Я почувствовал, что начинается новый этап небылицы, и нетерпеливо повернулся к кузне. Дверь ее по-прежнему была пуста, хотя в ней тенькал молот.
— Вот бы один добрый человек в вашей кузне работал, не пропал бы у меня день!
— Да-а… — тянул старик. — Так и поехали… Танки, пушки и… яблоки…
Дали за окном… Тишина на стоянках… И опять мельканье ночных теней… И безответные думы о войне, сорвавшей с места столько людей… И его, старого, тоже несет, закидывает в конец света…
Радио по-прежнему встречало плохими вестями. Фашисты бомбили Москву, все ближе подступали к ней.
А земля, родная и до необъятности большая, разная, продолжала открывать себя, пробуждая щемящую тревогу оттого, что города по ней раскиданы так далеко друг от друга, и обнадеживая тем, что такую большую землю не выбомбишь, не одолеешь, нет. На большой земле жила для добра большая семья разных людей…
Иногда старик немножко отодвигал дверь вагона и смотрел в узкую щель на эту землю. Днем и ночью. Он почти не спал. Думал об Адыле, о Мансуре, скучал без них, говорил с ними, как будто они были рядом..
Клонились, махали перед глазами косые стойки моста, пролет сменялся пролетом, а конца все не было. Никогда не видел старик такого длинного моста, такой широкой реки…
— Каттадарья! — говорил он сам себе, а вместе с тем как бы и своим изумленным не менее его друзьям. — Большая река!
На короткой остановке он выскочил спросить у бойцов в передних вагонах, как ее зовут, — ему было любопытно. Оказалось, Волга… Он долго повторял потом под стук колес:
— Амударья… Сырдарья… Волга!..
Весь день за окном мелькали заснеженные деревья, напоминая ему сады, где каждого ствола касались его пальцы, когда он сажал яблони или оплетал их ловчими кольцами из сухой травы против гусениц-плодожорок. Но этот сад, одетый снегом, был куда больше и назывался — лес. За лесом города стали гуще, дома ближе друг к другу, людям стало теснее и, наверно, не так скучно жить. Станции чаще подставляли платформы под вагонные двери, но паровоз не останавливался, потому что спешил на фронт, вез теплушки с бойцами и в самом хвосте состава вагоны с яблоками.

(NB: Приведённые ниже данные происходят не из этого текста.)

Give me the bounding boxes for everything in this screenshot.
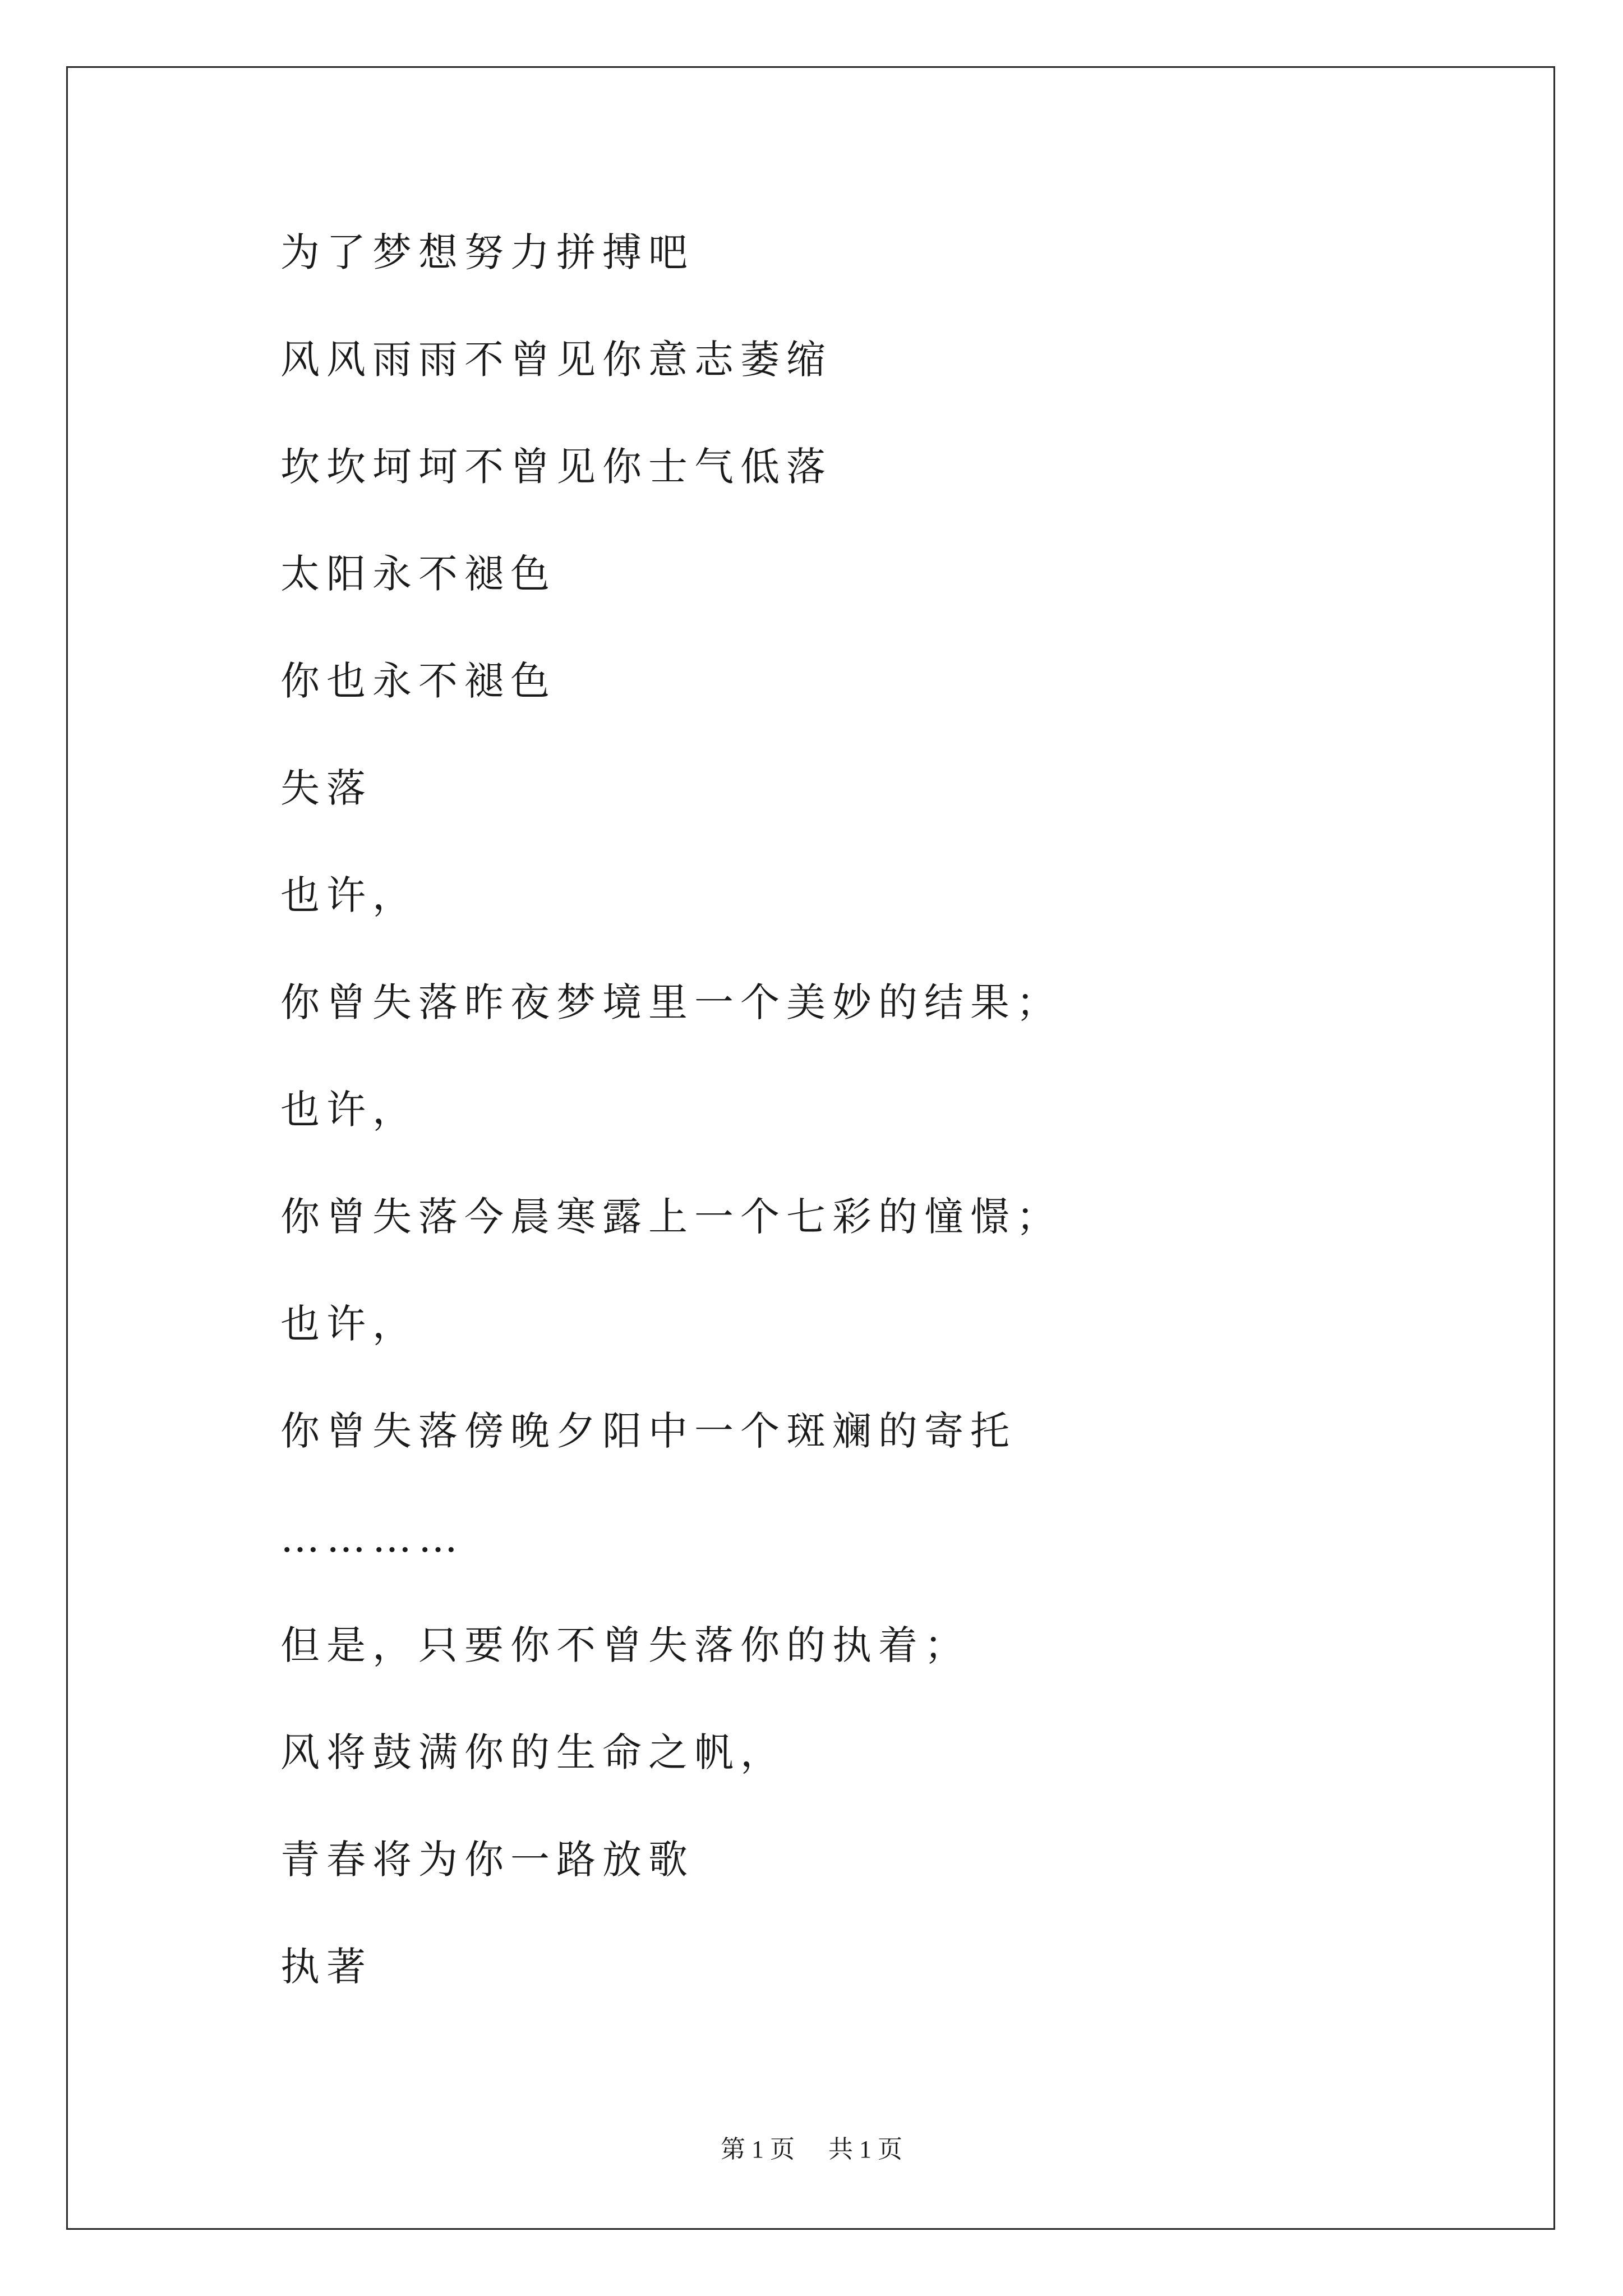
text-line: 你曾失落傍晚夕阳中一个斑斓的寄托 [280, 1408, 1016, 1454]
text-line: 你曾失落今晨寒露上一个七彩的憧憬； [280, 1194, 1062, 1240]
ellipsis-line: ………… [280, 1515, 464, 1561]
section-heading: 失落 [280, 765, 372, 811]
text-line: 也许， [280, 1087, 418, 1133]
section-heading: 执著 [280, 1944, 372, 1990]
text-line: 也许， [280, 872, 418, 918]
text-line: 你也永不褪色 [280, 658, 556, 704]
text-line: 太阳永不褪色 [280, 551, 556, 597]
page-total: 共 1 页 [828, 2136, 902, 2163]
text-line: 风将鼓满你的生命之帆， [280, 1729, 786, 1775]
page-number: 第 1 页 [721, 2136, 795, 2163]
text-line: 你曾失落昨夜梦境里一个美妙的结果； [280, 979, 1062, 1025]
document-body [280, 224, 1458, 2046]
text-line: 为了梦想努力拼搏吧 [280, 229, 694, 275]
text-line: 坎坎坷坷不曾见你士气低落 [280, 444, 832, 490]
text-line: 但是，只要你不曾失落你的执着； [280, 1622, 970, 1668]
text-line: 风风雨雨不曾见你意志萎缩 [280, 337, 832, 383]
text-line: 青春将为你一路放歌 [280, 1837, 694, 1883]
text-line: 也许， [280, 1301, 418, 1347]
page-footer [0, 2129, 1623, 2165]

Однажды утром снаружи в вагон ударил марш. Не грозный, а радостный. Словно это было еще во сне, хотя марш перебил сон старика и тот высунул голову на улицу.
Дрожал раструб репродуктора на столбе, как раструб карная — большой трубы, которую узбеки выносят на праздники. Только это был всем карнаям карнай. Все было большим в глазах старика, как прежде, даже еще больше. И холод стал больше, сильнее. Старик смотрел на раструб репродуктора, прикрывшись с головой халатом.
Он увидел белую платформу, увидел на ней человека в белой дубленке, в ушанке со звездой и крикнул:
— Какая станция?
В ответ донеслось в ползущий вагон:
— Москва!
— Елки-палки! — сказал старик, и у него перехватило дыхание.